Alan Jeffreys QC acted for the defence in this case which took an unusual turn.

The case of Patel v Arriva Midlands & Zurich Insurance reached judgment this week. The Claimant (a protected party) contended that following a collision with the Defendants’ bus, he sustained a traumatic brain injury, an anoxic brain injury, a cardiac arrest, and a severe conversion disorder. When examined by two medical experts for the purpose of the litigation he was bed-bound, mute, and unable to make meaningful contributions to his welfare. His son and litigation friend gave a supportive history to both of the doctors. The claim was asserted to be worth in excess of seven figures. However, surveillance on a day between the examinations appeared to show the Claimant fully mobile and able to travel without apparent difficulty as a car passenger on a number of journeys. He conversed with others, and no disability was apparent. The Defendants applied to dismiss the claim pursuant to s57 of the 2015 Act. In response, the Claimant put in no personal contribution, but put in witness statements from family members and friends which can best be summarised as ‘good day / bad day’. However, he did not seek to put in new medical evidence, apart from a treating neurologist’s letter to his GP.

The judge’s findings were robust. She found that the Claimant’s disability was feigned, that he had presented an egregiously untrue picture of his disabilities, that he had been dishonest, and that that dishonesty amounted to fundamental dishonesty in relation to his claim. She also found that the Litigation Friend had supported the Claimant in his dishonesty, and had lied.The consequences for the Claimant and his litigation friend were devastating. The claim was dismissed in its entirety. The Claimant and his litigation friend were ordered to pay the costs, including the costs of the liability trial, on an indemnity basis. He was ordered to pay £50,000 on account of costs within three weeks, and permission to appeal was refused.

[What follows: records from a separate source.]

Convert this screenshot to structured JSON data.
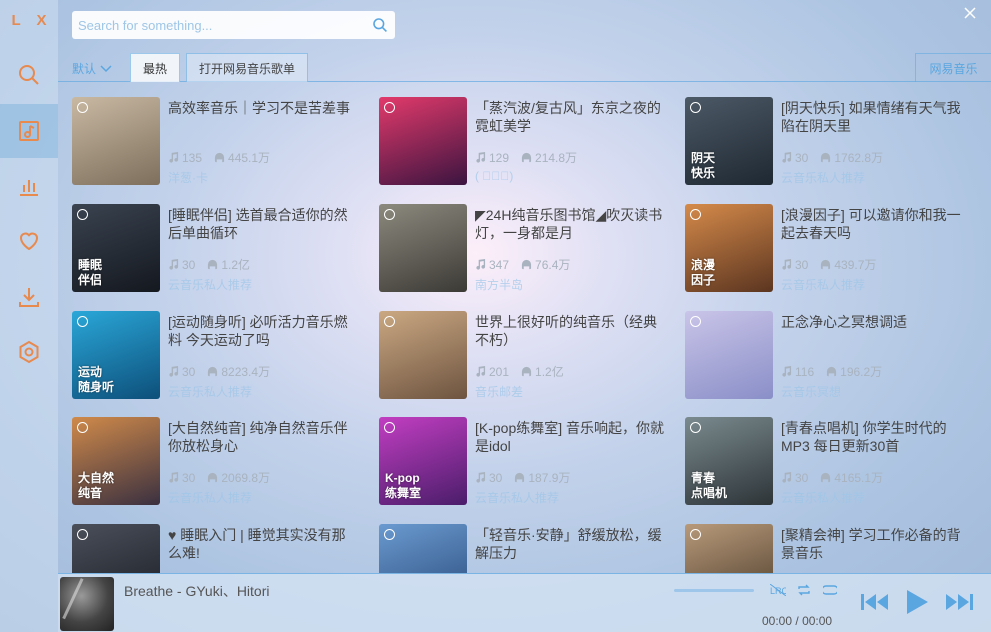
{
  "app": {
    "logo": "L X"
  },
  "search": {
    "placeholder": "Search for something..."
  },
  "tabs": {
    "sort_label": "默认",
    "items": [
      {
        "label": "最热"
      },
      {
        "label": "打开网易音乐歌单"
      }
    ],
    "source_label": "网易音乐"
  },
  "playlists": [
    {
      "title": "高效率音乐｜学习不是苦差事",
      "plays": "135",
      "listens": "445.1万",
      "author": "洋葱·卡",
      "cover_text": "",
      "colors": [
        "#c9b9a3",
        "#7d6f5c"
      ]
    },
    {
      "title": "「蒸汽波/复古风」东京之夜的霓虹美学",
      "plays": "129",
      "listens": "214.8万",
      "author": "( ﾟ∀ﾟ)",
      "cover_text": "",
      "colors": [
        "#e23a6b",
        "#3b1440"
      ]
    },
    {
      "title": "[阴天快乐] 如果情绪有天气我陷在阴天里",
      "plays": "30",
      "listens": "1762.8万",
      "author": "云音乐私人推荐",
      "cover_text": "阴天\n快乐",
      "colors": [
        "#4c5966",
        "#1e2832"
      ]
    },
    {
      "title": "[睡眠伴侣] 选首最合适你的然后单曲循环",
      "plays": "30",
      "listens": "1.2亿",
      "author": "云音乐私人推荐",
      "cover_text": "睡眠\n伴侣",
      "colors": [
        "#3a4350",
        "#14181f"
      ]
    },
    {
      "title": "◤24H纯音乐图书馆◢吹灭读书灯，一身都是月",
      "plays": "347",
      "listens": "76.4万",
      "author": "南方半岛",
      "cover_text": "",
      "colors": [
        "#8c8a7e",
        "#3c3a35"
      ]
    },
    {
      "title": "[浪漫因子] 可以邀请你和我一起去春天吗",
      "plays": "30",
      "listens": "439.7万",
      "author": "云音乐私人推荐",
      "cover_text": "浪漫\n因子",
      "colors": [
        "#d58a4a",
        "#5b3520"
      ]
    },
    {
      "title": "[运动随身听] 必听活力音乐燃料 今天运动了吗",
      "plays": "30",
      "listens": "8223.4万",
      "author": "云音乐私人推荐",
      "cover_text": "运动\n随身听",
      "colors": [
        "#2aa7d8",
        "#0d4f7a"
      ]
    },
    {
      "title": "世界上很好听的纯音乐（经典不朽）",
      "plays": "201",
      "listens": "1.2亿",
      "author": "音乐邮差",
      "cover_text": "",
      "colors": [
        "#caa882",
        "#6e5440"
      ]
    },
    {
      "title": "正念净心之冥想调适",
      "plays": "116",
      "listens": "196.2万",
      "author": "云音乐冥想",
      "cover_text": "",
      "colors": [
        "#c9c4e8",
        "#8a8fc8"
      ]
    },
    {
      "title": "[大自然纯音] 纯净自然音乐伴你放松身心",
      "plays": "30",
      "listens": "2069.8万",
      "author": "云音乐私人推荐",
      "cover_text": "大自然\n纯音",
      "colors": [
        "#d08a4a",
        "#3a3040"
      ]
    },
    {
      "title": "[K-pop练舞室] 音乐响起，你就是idol",
      "plays": "30",
      "listens": "187.9万",
      "author": "云音乐私人推荐",
      "cover_text": "K-pop\n练舞室",
      "colors": [
        "#c23ec2",
        "#4a1d6a"
      ]
    },
    {
      "title": "[青春点唱机] 你学生时代的MP3 每日更新30首",
      "plays": "30",
      "listens": "4165.1万",
      "author": "云音乐私人推荐",
      "cover_text": "青春\n点唱机",
      "colors": [
        "#7a8a8e",
        "#2d3438"
      ]
    },
    {
      "title": "♥ 睡眠入门 | 睡觉其实没有那么难!",
      "plays": "",
      "listens": "",
      "author": "",
      "cover_text": "",
      "colors": [
        "#4a4f5a",
        "#1a1d24"
      ]
    },
    {
      "title": "「轻音乐·安静」舒缓放松，缓解压力",
      "plays": "",
      "listens": "",
      "author": "",
      "cover_text": "",
      "colors": [
        "#6a9ad0",
        "#2a4a7a"
      ]
    },
    {
      "title": "[聚精会神] 学习工作必备的背景音乐",
      "plays": "",
      "listens": "",
      "author": "",
      "cover_text": "",
      "colors": [
        "#b89a7a",
        "#4a3a2a"
      ]
    }
  ],
  "player": {
    "title": "Breathe - GYuki、Hitori",
    "time_current": "00:00",
    "time_total": "00:00",
    "time_separator": "/",
    "progress": 0
  },
  "colors": {
    "accent": "#5aa6e0",
    "logo": "#e58a52"
  }
}
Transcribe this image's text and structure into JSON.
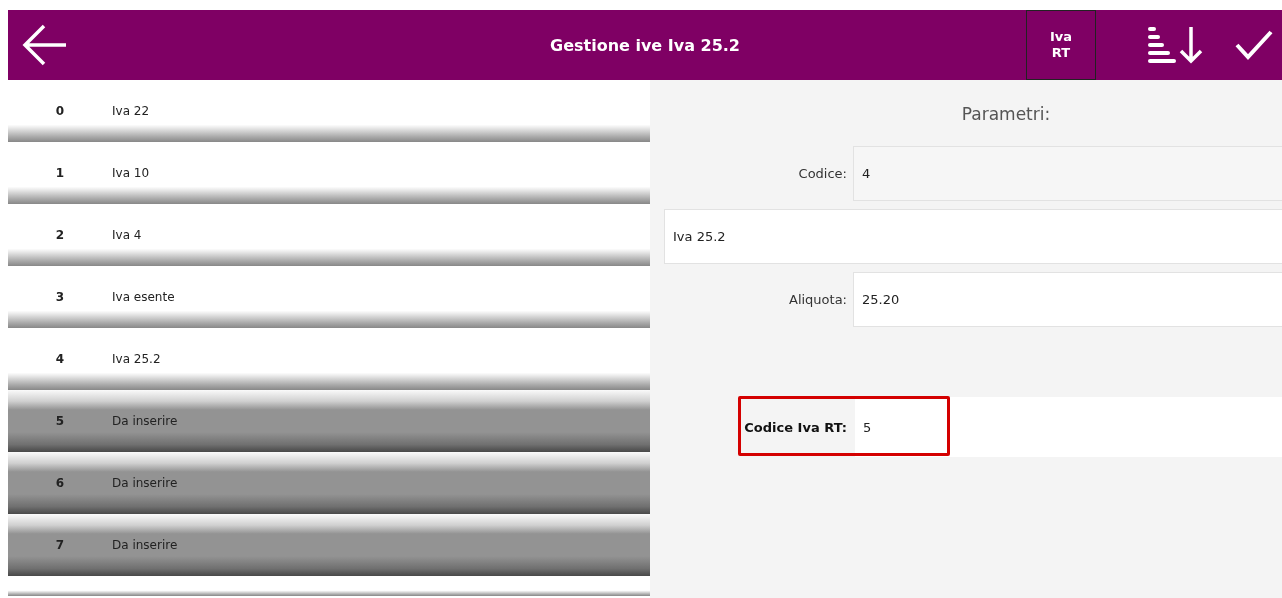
{
  "app_bar": {
    "title": "Gestione ive Iva 25.2",
    "rt_button": "Iva RT"
  },
  "list": [
    {
      "code": "0",
      "name": "Iva 22",
      "kind": "set"
    },
    {
      "code": "1",
      "name": "Iva 10",
      "kind": "set"
    },
    {
      "code": "2",
      "name": "Iva 4",
      "kind": "set"
    },
    {
      "code": "3",
      "name": "Iva esente",
      "kind": "set"
    },
    {
      "code": "4",
      "name": "Iva 25.2",
      "kind": "set"
    },
    {
      "code": "5",
      "name": "Da inserire",
      "kind": "unset"
    },
    {
      "code": "6",
      "name": "Da inserire",
      "kind": "unset"
    },
    {
      "code": "7",
      "name": "Da inserire",
      "kind": "unset"
    }
  ],
  "panel": {
    "title": "Parametri:",
    "codice": {
      "label": "Codice:",
      "value": "4"
    },
    "descrizione": {
      "value": "Iva 25.2"
    },
    "aliquota": {
      "label": "Aliquota:",
      "value": "25.20"
    },
    "codice_rt": {
      "label": "Codice Iva RT:",
      "value": "5",
      "highlighted": true
    }
  }
}
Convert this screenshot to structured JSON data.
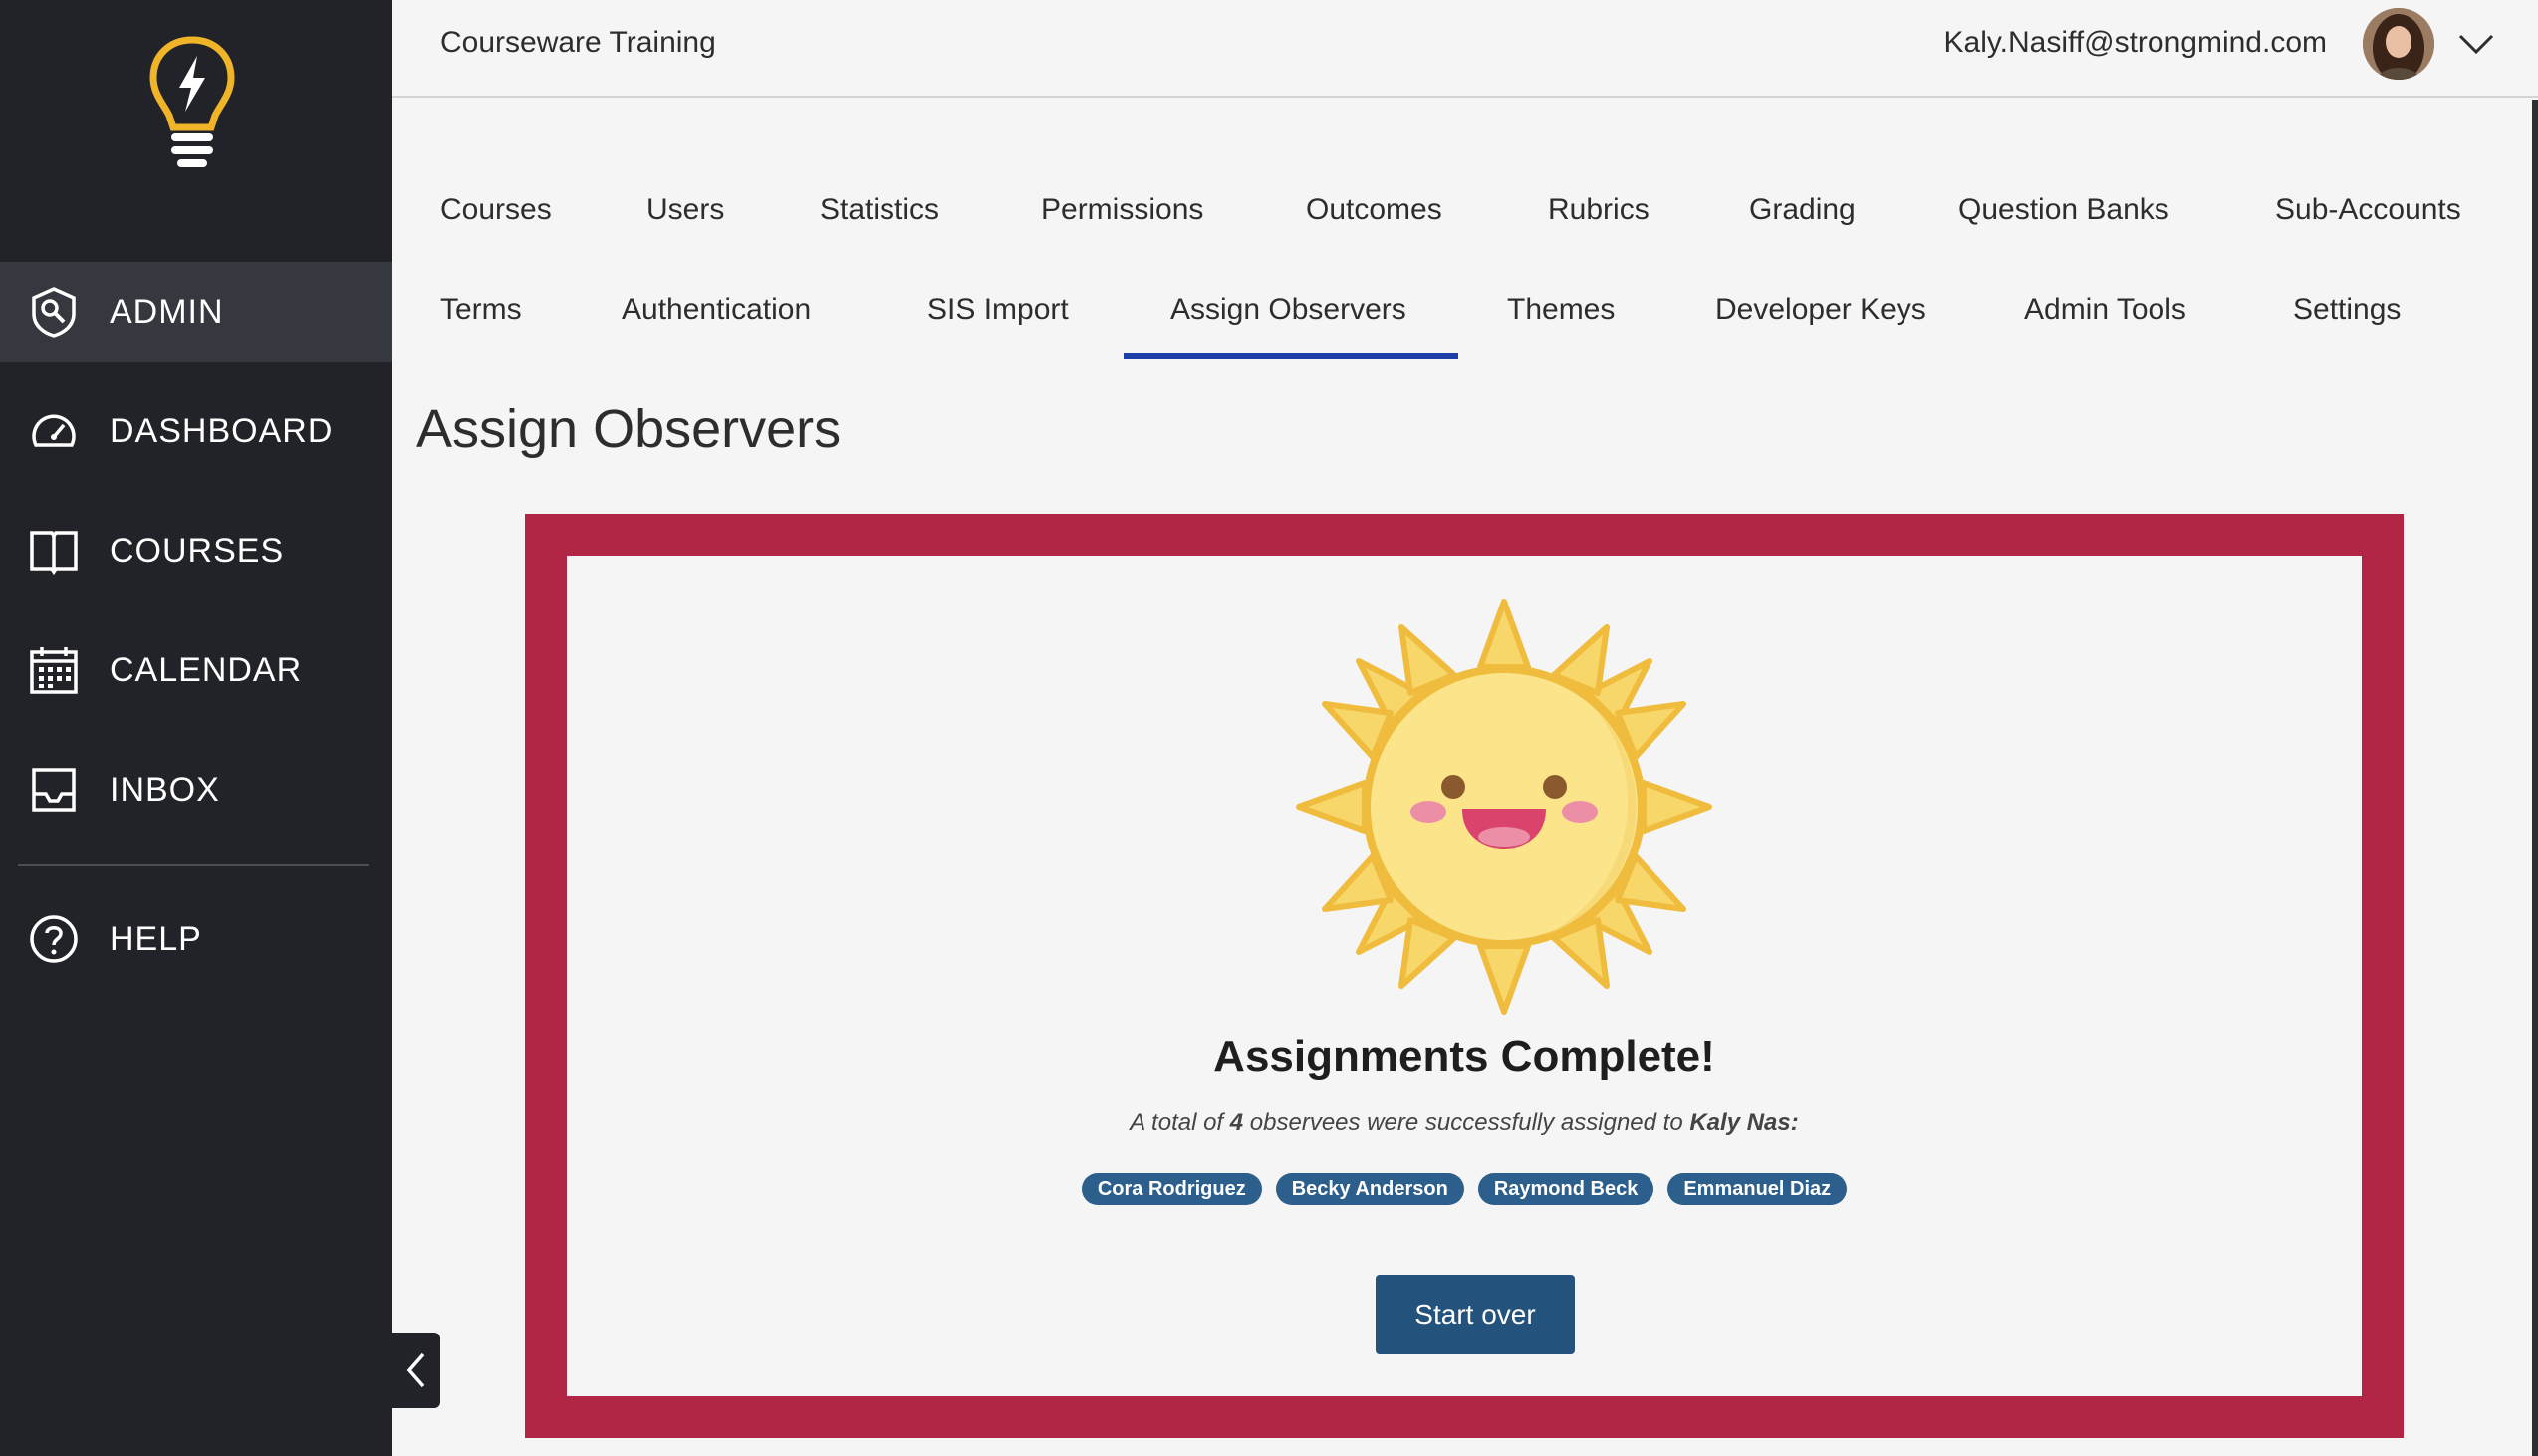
{
  "sidebar": {
    "items": [
      {
        "label": "ADMIN",
        "icon": "admin-shield-icon",
        "active": true
      },
      {
        "label": "DASHBOARD",
        "icon": "speedometer-icon",
        "active": false
      },
      {
        "label": "COURSES",
        "icon": "book-icon",
        "active": false
      },
      {
        "label": "CALENDAR",
        "icon": "calendar-icon",
        "active": false
      },
      {
        "label": "INBOX",
        "icon": "inbox-icon",
        "active": false
      },
      {
        "label": "HELP",
        "icon": "help-icon",
        "active": false
      }
    ]
  },
  "header": {
    "org_name": "Courseware Training",
    "user_email": "Kaly.Nasiff@strongmind.com"
  },
  "tabs": {
    "row1": [
      "Courses",
      "Users",
      "Statistics",
      "Permissions",
      "Outcomes",
      "Rubrics",
      "Grading",
      "Question Banks",
      "Sub-Accounts"
    ],
    "row2": [
      "Terms",
      "Authentication",
      "SIS Import",
      "Assign Observers",
      "Themes",
      "Developer Keys",
      "Admin Tools",
      "Settings"
    ],
    "active": "Assign Observers"
  },
  "page": {
    "title": "Assign Observers"
  },
  "result": {
    "heading": "Assignments Complete!",
    "subtext_prefix": "A total of ",
    "count": "4",
    "subtext_middle": " observees were successfully assigned to ",
    "assignee": "Kaly Nas:",
    "observees": [
      "Cora Rodriguez",
      "Becky Anderson",
      "Raymond Beck",
      "Emmanuel Diaz"
    ],
    "button_label": "Start over"
  },
  "colors": {
    "sidebar_bg": "#212328",
    "active_tab_underline": "#1f3fa8",
    "frame": "#b12644",
    "pill": "#2d5f8c",
    "button": "#23527c",
    "logo": "#f0b429"
  }
}
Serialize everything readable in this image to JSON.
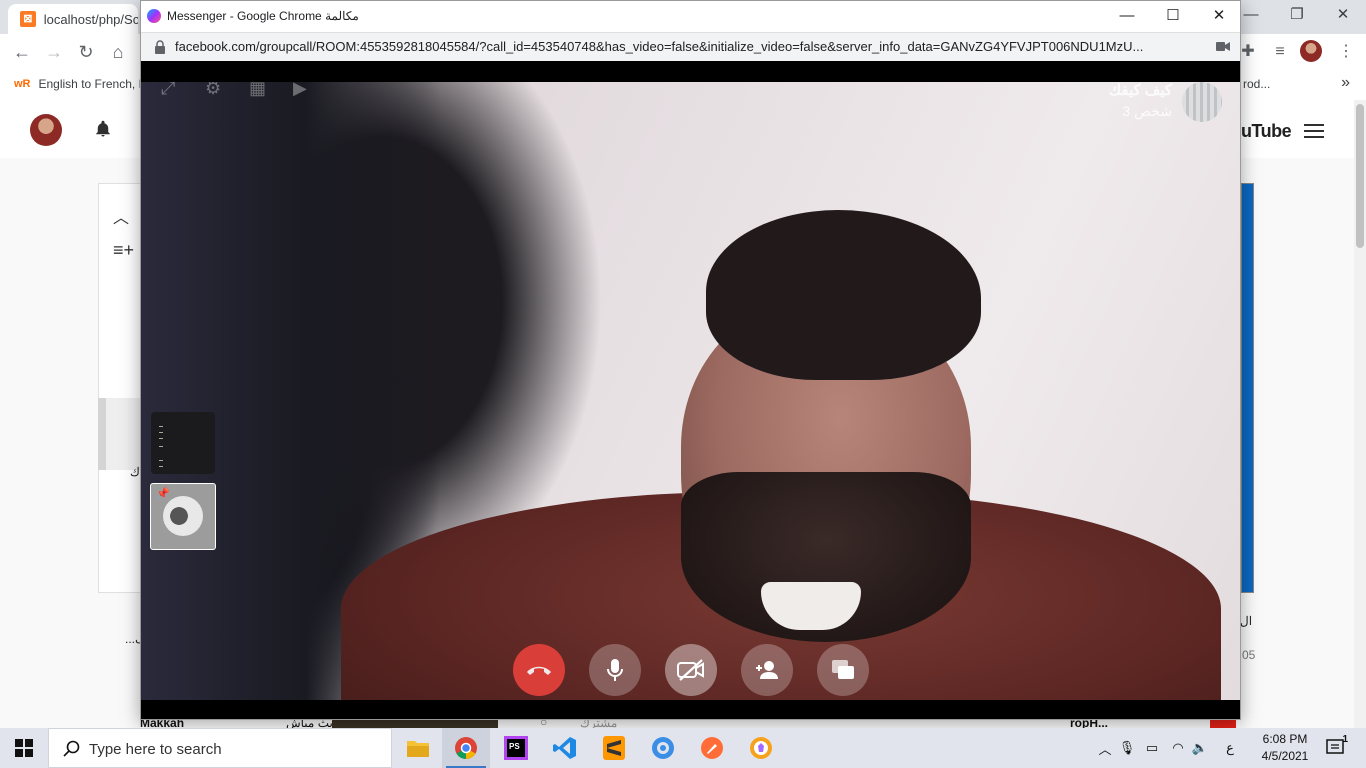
{
  "bg_browser": {
    "tab_title": "localhost/php/Sc",
    "bookmark_label": "English to French, It",
    "bookmark_right": "rod...",
    "bookmark_more": "»",
    "page": {
      "logo_text": "uTube",
      "frag_left_mid": "ك",
      "frag_left_bottom": "...ف",
      "frag_right_1": "ال",
      "frag_right_2": "05",
      "strip_1": "Makkah",
      "strip_2": "بث مباش",
      "strip_3": "القناة القرآن الكريم",
      "strip_4": "مشترك",
      "strip_5": "ropH..."
    }
  },
  "popup": {
    "title": "Messenger - Google Chrome مكالمة",
    "url": "facebook.com/groupcall/ROOM:4553592818045584/?call_id=453540748&has_video=false&initialize_video=false&server_info_data=GANvZG4YFVJPT006NDU1MzU...",
    "group_name": "كيف كيفك",
    "group_count": "3 شخص"
  },
  "taskbar": {
    "search_placeholder": "Type here to search",
    "time": "6:08 PM",
    "date": "4/5/2021",
    "lang": "ع",
    "notification_count": "1"
  },
  "colors": {
    "end_call": "#e8413b",
    "taskbar": "#e1e4ec",
    "accent": "#3b78c6"
  }
}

On further application by the Defendants, the judge confirmed that she was satisfied to the criminal standard of proof that the Claimant and his litigation friend were dishonest and that dishonesty would have materially affected the case. The latter finding was necessary for any future application to commit the Claimant and his litigation friend for contempt of court.

As far as the writer is aware, this is the first case in which a claimant who was apparently a protected party has been found fundamentally dishonest, although the judge found as part of her reasoning that the basis of the Claimant’s protected status (conversion disorder) was erroneous, and he was therefore to be treated as having capacity.